Da redação
A Academia Brasileira de Direito Eleitoral e Político (ABRADEP) estruturou uma atuação técnica coordenada para participar do processo de construção das resoluções que irão reger as Eleições Gerais de 2026. A iniciativa se dá por meio do Grupo de Trabalho das Resoluções das Eleições 2026 (GT RES2026), criado para analisar as minutas disponibilizadas pelo Tribunal Superior Eleitoral (TSE) e formular contribuições qualificadas durante a fase de consulta pública.

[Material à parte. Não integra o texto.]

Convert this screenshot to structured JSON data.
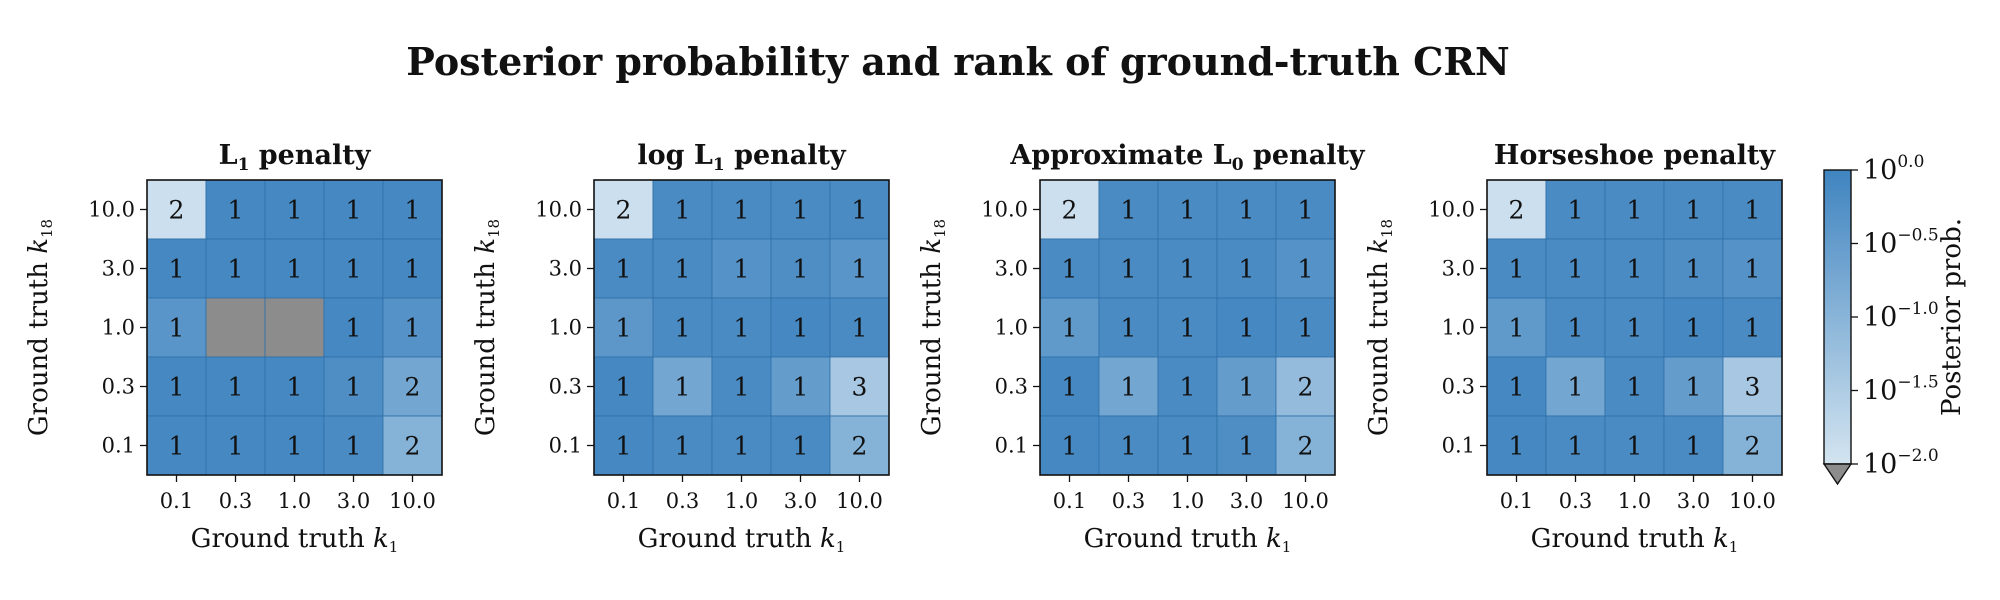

O grupo reúne especialistas de diferentes áreas do Direito Eleitoral para influenciar as regras das eleições de 2026, com propostas que podem ser apresentadas diretamente ao Tribunal em audiências públicas estratégicas. Para o coordenador-geral da ABRADEP, Sidney Neves, este é um momento estratégico para qualificar o debate normativo em ano pré-eleitoral.
Participação da academia busca garantir estabilidade jurídica
“As resoluções do TSE moldam todo o processo eleitoral e influenciam diretamente a dinâmica das campanhas. A participação da academia nesse debate é essencial para garantir normas mais claras, estabilidade jurídica e maior confiança da sociedade nas eleições”, afirmou Sidney Neves.
O GT atua no cotejo das minutas das resoluções com a legislação eleitoral vigente, alterações legislativas recentes e a jurisprudência do Supremo Tribunal Federal (STF) e do próprio Tribunal Superior Eleitoral, respeitando o princípio da anualidade eleitoral. O objetivo é identificar pontos críticos, eventuais lacunas normativas e riscos de judicialização, além de propor ajustes que contribuam para maior clareza, previsibilidade e segurança jurídica do processo eleitoral.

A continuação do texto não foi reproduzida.